(20 pts x 3): Formal, one-page, single spaced, beautifully polished, and terribly insightful papers that are interested less in opinions than in relationships among texts and ideas. They will be read aloud in groups of 5 to 6 and submitted to me via Canvas.
- Margins are optional, but no smaller than 11-point font and no more than one letter-sized page. (If you are coming in very much short of this, consider more fully fleshing out the details or including more detail. If you’re coming in long, determine what’s absolutely necessary, take a deep breath, and amputate the rest.)
- The first half of each paper should be a concise yet thorough summary of one of the assigned texts.
- The second half should be your reading of that work “across” another text we have read in class.

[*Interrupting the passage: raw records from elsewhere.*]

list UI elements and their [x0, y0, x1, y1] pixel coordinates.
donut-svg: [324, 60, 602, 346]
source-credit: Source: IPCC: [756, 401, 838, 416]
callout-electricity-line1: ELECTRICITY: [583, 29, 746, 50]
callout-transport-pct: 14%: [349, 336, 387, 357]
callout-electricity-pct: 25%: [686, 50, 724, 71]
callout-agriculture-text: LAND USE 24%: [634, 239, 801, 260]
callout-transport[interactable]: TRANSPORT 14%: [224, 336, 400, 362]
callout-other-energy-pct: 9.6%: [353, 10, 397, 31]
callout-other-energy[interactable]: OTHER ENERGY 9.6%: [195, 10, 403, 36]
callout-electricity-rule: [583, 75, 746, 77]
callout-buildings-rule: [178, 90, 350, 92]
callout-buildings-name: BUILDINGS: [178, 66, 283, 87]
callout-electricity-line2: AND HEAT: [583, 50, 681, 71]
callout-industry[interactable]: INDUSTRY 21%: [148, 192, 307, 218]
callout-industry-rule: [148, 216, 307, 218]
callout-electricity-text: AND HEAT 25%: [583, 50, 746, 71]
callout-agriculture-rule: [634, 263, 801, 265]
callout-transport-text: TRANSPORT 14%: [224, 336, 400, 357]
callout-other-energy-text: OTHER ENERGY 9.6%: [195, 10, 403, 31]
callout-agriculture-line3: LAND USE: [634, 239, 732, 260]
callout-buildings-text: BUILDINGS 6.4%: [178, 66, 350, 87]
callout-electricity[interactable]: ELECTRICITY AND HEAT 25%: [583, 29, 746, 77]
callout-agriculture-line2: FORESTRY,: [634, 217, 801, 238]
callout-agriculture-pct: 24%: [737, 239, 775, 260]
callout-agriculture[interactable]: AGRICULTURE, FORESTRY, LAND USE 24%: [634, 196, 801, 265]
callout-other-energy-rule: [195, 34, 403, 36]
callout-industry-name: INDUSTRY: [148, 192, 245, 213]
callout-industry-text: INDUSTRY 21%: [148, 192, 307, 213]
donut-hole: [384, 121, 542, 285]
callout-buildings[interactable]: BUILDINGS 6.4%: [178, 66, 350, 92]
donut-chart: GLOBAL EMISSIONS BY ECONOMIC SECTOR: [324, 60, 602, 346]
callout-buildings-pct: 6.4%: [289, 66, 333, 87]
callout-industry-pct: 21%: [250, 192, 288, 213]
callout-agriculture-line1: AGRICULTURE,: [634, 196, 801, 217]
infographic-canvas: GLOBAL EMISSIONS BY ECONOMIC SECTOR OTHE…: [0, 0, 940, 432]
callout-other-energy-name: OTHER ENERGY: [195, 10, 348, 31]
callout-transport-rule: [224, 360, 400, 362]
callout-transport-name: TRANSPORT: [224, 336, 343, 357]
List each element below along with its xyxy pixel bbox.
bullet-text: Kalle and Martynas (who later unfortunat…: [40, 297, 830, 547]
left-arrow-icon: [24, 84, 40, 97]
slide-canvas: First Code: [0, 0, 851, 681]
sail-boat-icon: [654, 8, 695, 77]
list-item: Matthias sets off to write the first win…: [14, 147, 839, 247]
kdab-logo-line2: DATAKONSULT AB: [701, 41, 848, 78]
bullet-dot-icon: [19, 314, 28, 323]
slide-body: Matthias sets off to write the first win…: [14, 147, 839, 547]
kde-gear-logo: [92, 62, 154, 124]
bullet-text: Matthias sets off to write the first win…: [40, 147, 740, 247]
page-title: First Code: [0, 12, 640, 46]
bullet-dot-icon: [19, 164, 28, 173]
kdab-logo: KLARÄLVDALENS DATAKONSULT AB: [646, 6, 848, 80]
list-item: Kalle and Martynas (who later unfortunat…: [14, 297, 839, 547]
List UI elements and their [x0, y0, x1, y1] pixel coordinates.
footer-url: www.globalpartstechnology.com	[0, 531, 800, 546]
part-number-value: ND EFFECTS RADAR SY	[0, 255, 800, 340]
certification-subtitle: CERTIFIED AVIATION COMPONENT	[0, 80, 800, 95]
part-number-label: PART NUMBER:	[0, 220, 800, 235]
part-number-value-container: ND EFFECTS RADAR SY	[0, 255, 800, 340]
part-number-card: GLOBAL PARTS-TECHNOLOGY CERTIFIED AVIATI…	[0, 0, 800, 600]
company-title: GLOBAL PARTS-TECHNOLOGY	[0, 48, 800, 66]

No need to offer documentation for either text.
- On the day the papers are due, you’ll read aloud in class in your small group and upload an electronic version to Canvas for grading.
The goal is not to come to some hasty conclusion and prove it to us (your audience), nor to use one text to discredit or smack down the other (your task is much more difficult than simply taking sides), but to expose relationships, questions, and/or insights that take place at the intersection of these two works. Exposition, in this specific sense, is your aim, and not formal argument.
Please don’t be fooled; these one-pagers are hard as hell—they demand a lot of discipline and crafting because there is no room for fluff. It takes a while to get the hang of the process and the style-cramping format, so you may be invited to rewrite, to give the paper another chance to become what it wants to be.
The goal is that when you leave this course, these short, dense papers will offer you a base for a conference presentation and/or a publishable paper, as well as a valuable resource for dissertation work and/or field or comprehensive exams.